By Doug Hare EBS Staff
Kim Zupan teaches carpentry at the University of Montana’s Missoula College. It’s hard to imagine he’s more skilled as a woodworker than as a wordsmith.
Zupan’s novel “The Ploughmen” is a meticulously crafted debut set in rugged, northwest Montana where the author grew up. And the sprawling, stark, often desolate landscape he describes might very well be considered one of the main characters.
The plot turns on the interaction between a sheriff’s deputy working graveyard shifts at the county jail and an insomniac murderer standing trial, smoking cigarettes through the night, and the uneasy friendship that develops between them.

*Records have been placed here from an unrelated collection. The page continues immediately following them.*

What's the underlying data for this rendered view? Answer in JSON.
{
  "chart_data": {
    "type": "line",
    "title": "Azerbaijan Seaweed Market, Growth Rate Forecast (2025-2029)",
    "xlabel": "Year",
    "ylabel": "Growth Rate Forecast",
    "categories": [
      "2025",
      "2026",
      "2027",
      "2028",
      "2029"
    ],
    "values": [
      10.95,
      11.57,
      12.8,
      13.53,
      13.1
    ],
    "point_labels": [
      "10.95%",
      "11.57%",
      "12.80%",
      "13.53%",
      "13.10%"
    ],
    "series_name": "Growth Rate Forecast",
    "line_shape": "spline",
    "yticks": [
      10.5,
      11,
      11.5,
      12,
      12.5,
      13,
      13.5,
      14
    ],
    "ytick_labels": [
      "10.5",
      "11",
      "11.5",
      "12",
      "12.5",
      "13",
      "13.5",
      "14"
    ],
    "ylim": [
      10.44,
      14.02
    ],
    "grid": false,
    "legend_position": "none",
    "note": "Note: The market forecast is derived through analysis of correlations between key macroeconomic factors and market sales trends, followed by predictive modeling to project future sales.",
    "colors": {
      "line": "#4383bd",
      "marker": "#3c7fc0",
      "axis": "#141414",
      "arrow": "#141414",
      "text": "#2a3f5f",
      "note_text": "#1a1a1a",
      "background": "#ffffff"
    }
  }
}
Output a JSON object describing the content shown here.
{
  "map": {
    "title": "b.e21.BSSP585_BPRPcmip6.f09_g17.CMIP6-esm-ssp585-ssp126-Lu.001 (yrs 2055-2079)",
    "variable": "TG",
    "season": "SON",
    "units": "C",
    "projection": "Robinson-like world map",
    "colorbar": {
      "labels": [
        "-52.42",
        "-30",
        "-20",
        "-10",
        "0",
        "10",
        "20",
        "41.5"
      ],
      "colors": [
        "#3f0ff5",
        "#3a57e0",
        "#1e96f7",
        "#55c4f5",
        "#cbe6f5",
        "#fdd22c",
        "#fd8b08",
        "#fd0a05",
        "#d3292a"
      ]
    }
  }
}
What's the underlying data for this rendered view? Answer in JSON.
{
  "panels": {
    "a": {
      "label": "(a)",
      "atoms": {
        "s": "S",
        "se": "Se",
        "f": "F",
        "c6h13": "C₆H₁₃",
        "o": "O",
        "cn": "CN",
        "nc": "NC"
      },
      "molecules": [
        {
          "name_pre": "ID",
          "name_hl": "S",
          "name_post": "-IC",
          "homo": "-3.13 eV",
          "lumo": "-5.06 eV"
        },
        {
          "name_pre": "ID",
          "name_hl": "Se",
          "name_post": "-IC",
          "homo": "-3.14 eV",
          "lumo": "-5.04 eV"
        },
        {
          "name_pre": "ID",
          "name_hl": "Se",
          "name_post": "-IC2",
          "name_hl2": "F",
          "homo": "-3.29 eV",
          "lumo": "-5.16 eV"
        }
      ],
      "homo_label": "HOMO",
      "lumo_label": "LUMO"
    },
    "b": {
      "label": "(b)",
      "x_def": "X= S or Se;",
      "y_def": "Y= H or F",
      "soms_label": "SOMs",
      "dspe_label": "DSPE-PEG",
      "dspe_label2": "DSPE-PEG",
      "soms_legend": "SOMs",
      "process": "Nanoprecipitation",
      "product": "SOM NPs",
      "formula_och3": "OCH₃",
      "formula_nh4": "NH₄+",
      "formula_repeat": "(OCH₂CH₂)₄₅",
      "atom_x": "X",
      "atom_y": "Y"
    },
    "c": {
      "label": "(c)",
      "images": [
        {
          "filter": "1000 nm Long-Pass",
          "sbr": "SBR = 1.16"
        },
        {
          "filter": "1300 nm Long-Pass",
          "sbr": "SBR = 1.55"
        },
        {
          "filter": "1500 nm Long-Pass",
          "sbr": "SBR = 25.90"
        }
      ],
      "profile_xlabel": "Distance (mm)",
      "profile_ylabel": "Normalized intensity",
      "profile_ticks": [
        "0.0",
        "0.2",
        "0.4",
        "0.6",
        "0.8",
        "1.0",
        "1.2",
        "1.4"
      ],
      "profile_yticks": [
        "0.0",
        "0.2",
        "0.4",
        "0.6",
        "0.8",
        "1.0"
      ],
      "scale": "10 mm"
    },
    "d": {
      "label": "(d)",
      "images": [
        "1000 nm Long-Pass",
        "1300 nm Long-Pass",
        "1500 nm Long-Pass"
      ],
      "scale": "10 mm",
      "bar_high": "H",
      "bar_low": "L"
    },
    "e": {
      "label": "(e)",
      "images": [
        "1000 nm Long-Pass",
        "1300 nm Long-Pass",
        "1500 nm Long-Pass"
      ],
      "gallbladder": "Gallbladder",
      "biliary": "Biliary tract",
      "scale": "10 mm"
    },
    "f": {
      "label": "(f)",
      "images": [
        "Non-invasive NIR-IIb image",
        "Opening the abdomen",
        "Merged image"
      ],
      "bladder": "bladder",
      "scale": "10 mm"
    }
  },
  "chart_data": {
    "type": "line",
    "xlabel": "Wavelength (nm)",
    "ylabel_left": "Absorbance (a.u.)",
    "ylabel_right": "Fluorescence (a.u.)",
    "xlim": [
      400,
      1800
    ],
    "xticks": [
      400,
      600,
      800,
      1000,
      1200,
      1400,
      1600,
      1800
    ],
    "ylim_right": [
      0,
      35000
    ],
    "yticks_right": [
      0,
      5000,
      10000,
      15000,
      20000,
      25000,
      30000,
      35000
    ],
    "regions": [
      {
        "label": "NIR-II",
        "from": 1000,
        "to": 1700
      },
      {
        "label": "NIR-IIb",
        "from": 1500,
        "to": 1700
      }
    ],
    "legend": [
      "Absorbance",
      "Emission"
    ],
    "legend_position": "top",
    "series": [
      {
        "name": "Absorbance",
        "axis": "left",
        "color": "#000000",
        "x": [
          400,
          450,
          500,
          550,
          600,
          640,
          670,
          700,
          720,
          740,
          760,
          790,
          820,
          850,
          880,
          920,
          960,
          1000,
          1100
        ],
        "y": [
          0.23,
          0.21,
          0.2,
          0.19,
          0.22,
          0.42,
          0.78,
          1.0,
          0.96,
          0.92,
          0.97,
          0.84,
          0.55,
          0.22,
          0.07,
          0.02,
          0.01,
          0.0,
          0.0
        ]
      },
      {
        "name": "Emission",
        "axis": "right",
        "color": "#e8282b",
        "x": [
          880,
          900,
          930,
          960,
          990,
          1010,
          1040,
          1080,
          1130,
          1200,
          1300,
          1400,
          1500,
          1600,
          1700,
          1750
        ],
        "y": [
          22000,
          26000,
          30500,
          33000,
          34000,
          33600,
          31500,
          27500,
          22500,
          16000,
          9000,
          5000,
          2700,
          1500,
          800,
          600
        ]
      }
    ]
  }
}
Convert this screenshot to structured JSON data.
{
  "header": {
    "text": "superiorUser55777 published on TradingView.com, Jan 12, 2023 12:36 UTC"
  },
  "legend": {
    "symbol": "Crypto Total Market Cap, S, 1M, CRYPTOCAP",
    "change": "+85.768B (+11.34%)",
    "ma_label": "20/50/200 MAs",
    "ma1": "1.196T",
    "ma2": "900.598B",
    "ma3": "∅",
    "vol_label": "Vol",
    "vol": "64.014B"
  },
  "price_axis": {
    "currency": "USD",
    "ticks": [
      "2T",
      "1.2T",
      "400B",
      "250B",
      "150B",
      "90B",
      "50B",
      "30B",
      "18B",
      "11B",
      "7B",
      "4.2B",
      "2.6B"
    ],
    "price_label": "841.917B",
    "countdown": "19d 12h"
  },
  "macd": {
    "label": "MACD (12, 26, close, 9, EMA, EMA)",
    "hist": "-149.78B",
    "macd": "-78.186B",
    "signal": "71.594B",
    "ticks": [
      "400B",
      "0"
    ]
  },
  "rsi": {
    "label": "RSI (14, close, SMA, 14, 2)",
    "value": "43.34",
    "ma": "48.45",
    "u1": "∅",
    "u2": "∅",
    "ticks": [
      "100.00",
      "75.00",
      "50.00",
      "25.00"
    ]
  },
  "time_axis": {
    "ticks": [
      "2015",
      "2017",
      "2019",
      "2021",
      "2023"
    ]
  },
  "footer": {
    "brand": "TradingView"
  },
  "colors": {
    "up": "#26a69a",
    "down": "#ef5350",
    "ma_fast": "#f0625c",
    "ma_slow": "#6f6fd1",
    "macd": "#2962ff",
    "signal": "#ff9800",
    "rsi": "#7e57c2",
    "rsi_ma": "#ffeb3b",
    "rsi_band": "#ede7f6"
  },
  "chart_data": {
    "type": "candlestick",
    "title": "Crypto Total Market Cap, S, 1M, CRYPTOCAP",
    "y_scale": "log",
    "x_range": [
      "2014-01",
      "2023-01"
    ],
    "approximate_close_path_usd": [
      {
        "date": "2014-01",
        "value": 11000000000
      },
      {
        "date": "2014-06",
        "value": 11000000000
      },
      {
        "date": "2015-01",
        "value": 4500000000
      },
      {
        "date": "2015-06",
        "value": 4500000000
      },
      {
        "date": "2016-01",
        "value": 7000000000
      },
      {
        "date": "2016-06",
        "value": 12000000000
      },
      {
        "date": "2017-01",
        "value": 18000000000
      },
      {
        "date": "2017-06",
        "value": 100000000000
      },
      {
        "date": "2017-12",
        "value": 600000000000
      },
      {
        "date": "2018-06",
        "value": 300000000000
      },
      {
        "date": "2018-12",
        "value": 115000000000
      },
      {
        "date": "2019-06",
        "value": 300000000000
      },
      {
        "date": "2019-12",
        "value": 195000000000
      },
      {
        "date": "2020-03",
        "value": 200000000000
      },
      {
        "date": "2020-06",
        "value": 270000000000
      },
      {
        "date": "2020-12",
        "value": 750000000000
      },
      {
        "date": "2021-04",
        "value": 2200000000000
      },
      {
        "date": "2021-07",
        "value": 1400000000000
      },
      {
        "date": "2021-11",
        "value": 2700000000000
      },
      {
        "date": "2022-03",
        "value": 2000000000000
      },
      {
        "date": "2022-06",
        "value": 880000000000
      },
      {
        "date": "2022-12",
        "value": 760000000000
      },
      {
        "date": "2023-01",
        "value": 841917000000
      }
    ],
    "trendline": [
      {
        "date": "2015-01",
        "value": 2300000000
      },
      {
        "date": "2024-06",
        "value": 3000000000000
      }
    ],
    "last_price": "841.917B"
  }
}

Understandably, Zupan dabbles with themes violent, dark, and bleak. From this grisly backdrop, Zupan tackles head-on themes of crime and punishment, confinement and freedom, guilt and innocence, loneliness and friendship, death and life. As different as their situations find them, both the young deputy and the old serial killer are two men in search of redemption in their own unique ways.
Not many writers could succeed in transforming a murderer into a sympathetic character, or unearth the demons of a hard-working, honest man with such deftness. Zupan pulls it off in an arresting, if terrifying, fashion.
Zupan’s sentences are Faulknerian, and his prose is baroque, ornate, and at times risky. “The Ploughmen” is not an easy read, but definitely a rewarding one.
Doug Hare is the Distribution Coordinator for Outlaw Partners. He studied philosophy and American literature at Princeton and Harvard universities.